If you want to say it was a scary shot that everybody should have known would be dangerous, you can't also say I'm a coward for doing the thing you're afraid of.
You can say it was the wrong choice.
And you might be right, you might be wrong, we might have a debate there.
You can certainly say you believe it's the wrong choice.
But to say that I did the scariest thing, the thing that scares you so much you won't even consider it, that's how frightened you are.
If I did the thing you're afraid of, why are you calling me a coward?
You have to get your criticisms lined up.
I'm either a brave person who made the wrong decision.
I think that's the best you can do.
You're calling my decision foolish?
Really? So there's somebody here who just watched me explain that the NPCs had certainty and the rest of us were guessing.
So how was it a bad decision?
Was it because you used your pattern recognition and common sense and wisdom and experience instead of the science?
It sounds like you missed the first part where I was mocking you.
Alright, I'm going to say goodbye to the...
Hold on.
Somebody says I guessed it too soon.
No.

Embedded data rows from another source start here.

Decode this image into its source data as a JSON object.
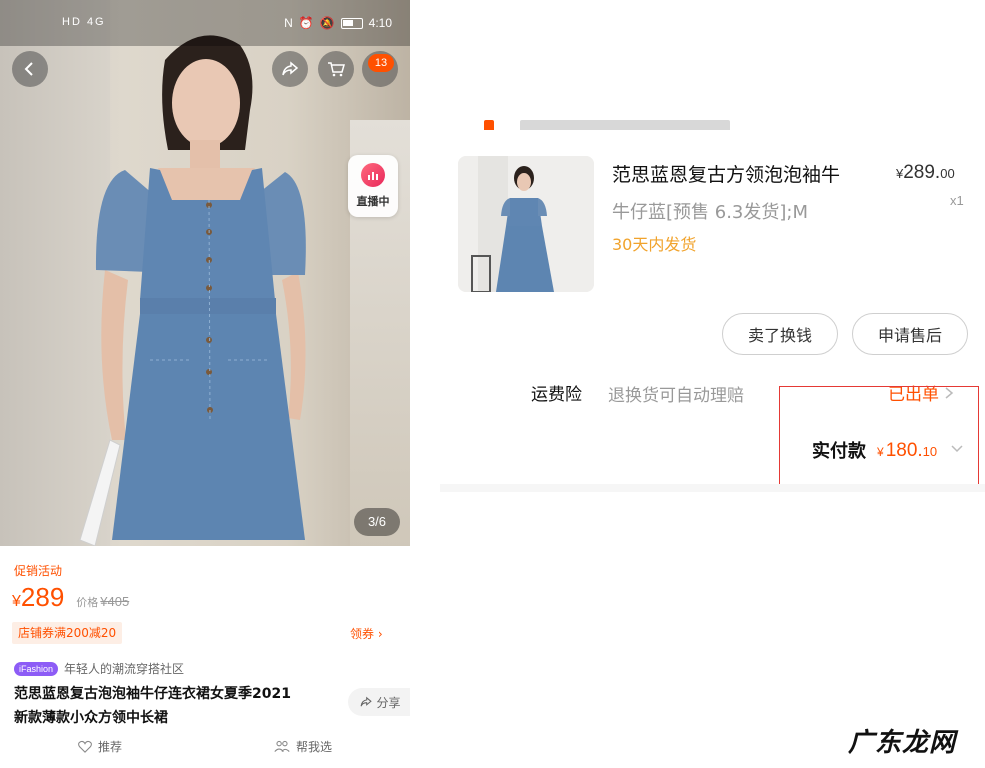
{
  "status_bar": {
    "signal_text": "HD 4G",
    "time": "4:10"
  },
  "left": {
    "cart_badge": "13",
    "live_label": "直播中",
    "image_index": "3/6",
    "promo_label": "促销活动",
    "price_symbol": "¥",
    "price": "289",
    "orig_price_label": "价格",
    "orig_price": "¥405",
    "coupon_tag": "店铺券满200减20",
    "coupon_link": "领券",
    "ifashion_tag": "iFashion",
    "ifashion_text": "年轻人的潮流穿搭社区",
    "title_line1": "范思蓝恩复古泡泡袖牛仔连衣裙女夏季2021",
    "title_line2": "新款薄款小众方领中长裙",
    "share_label": "分享",
    "tab_recommend": "推荐",
    "tab_help": "帮我选"
  },
  "right": {
    "product_title": "范思蓝恩复古方领泡泡袖牛",
    "price_symbol": "¥",
    "price_int": "289.",
    "price_dec": "00",
    "qty": "x1",
    "sku": "牛仔蓝[预售 6.3发货];M",
    "shipping_note": "30天内发货",
    "btn_sell": "卖了换钱",
    "btn_after_sale": "申请售后",
    "insurance_label": "运费险",
    "insurance_desc": "退换货可自动理赔",
    "insurance_status": "已出单",
    "paid_label": "实付款",
    "paid_symbol": "¥",
    "paid_int": "180.",
    "paid_dec": "10"
  },
  "watermark": "广东龙网",
  "colors": {
    "accent": "#ff5000",
    "shipping": "#f1a32c",
    "highlight": "#e53935",
    "ifashion": "#8d5cf6"
  }
}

I said on day one, I don't know if I want this shot or I want to get COVID. And there are hundreds of people who will confirm this.
I said out loud many times, I'm going to wait as long as possible...
And not make a decision so that I have as much information as possible.
I also said that historically most of the problems, like side effects of vaccinations, happened soon after the vaccination.
So that if I waited six months, which I did, or longer, I don't know, six months or so, if I waited six months, most of the danger would have already been surfaced.
But not all of it.
Can't be sure, right?
And then when I made the decision, it was only because I could fly.
So in other words, I made the same decision as Dr.
Robert Malone at the same time.
He also got vaccinated to fly, because that was the only way he could fly internationally, and that's why I did it.
And I believe we both waited until there was some force that made us get vaccinated, because I had the option of...
Doing a reasonable job of social distancing.
Kids never social distance.
By the way, for those of you who said I was frightened to death of the virus, just FYI, the kids and the wife never social distance.
Not even a little. They would get home from school, or Zoom class or whatever, and they would just all get together with friends with no masks, Yeah, there was no social distancing at my house.
We just pretended.
You know, in public, we wore masks if it was easier than not wearing them.
But it was all pretend. So if I had been afraid of the virus, I wouldn't have allowed, you know, unlimited, unvaccinated people to interact with me.
It was just happening every day.
I didn't do anything even close to social distancing.
And by the way, everybody who says that social distancing didn't work, nobody ever tried it.
We didn't really try social distancing.
There was a little social distancing theater, but once people got home, as soon as nobody was working, all the masks just got thrown on the ground.
Yeah, no. Nobody did any social distancing.
There was a little bit of theater, that's about it.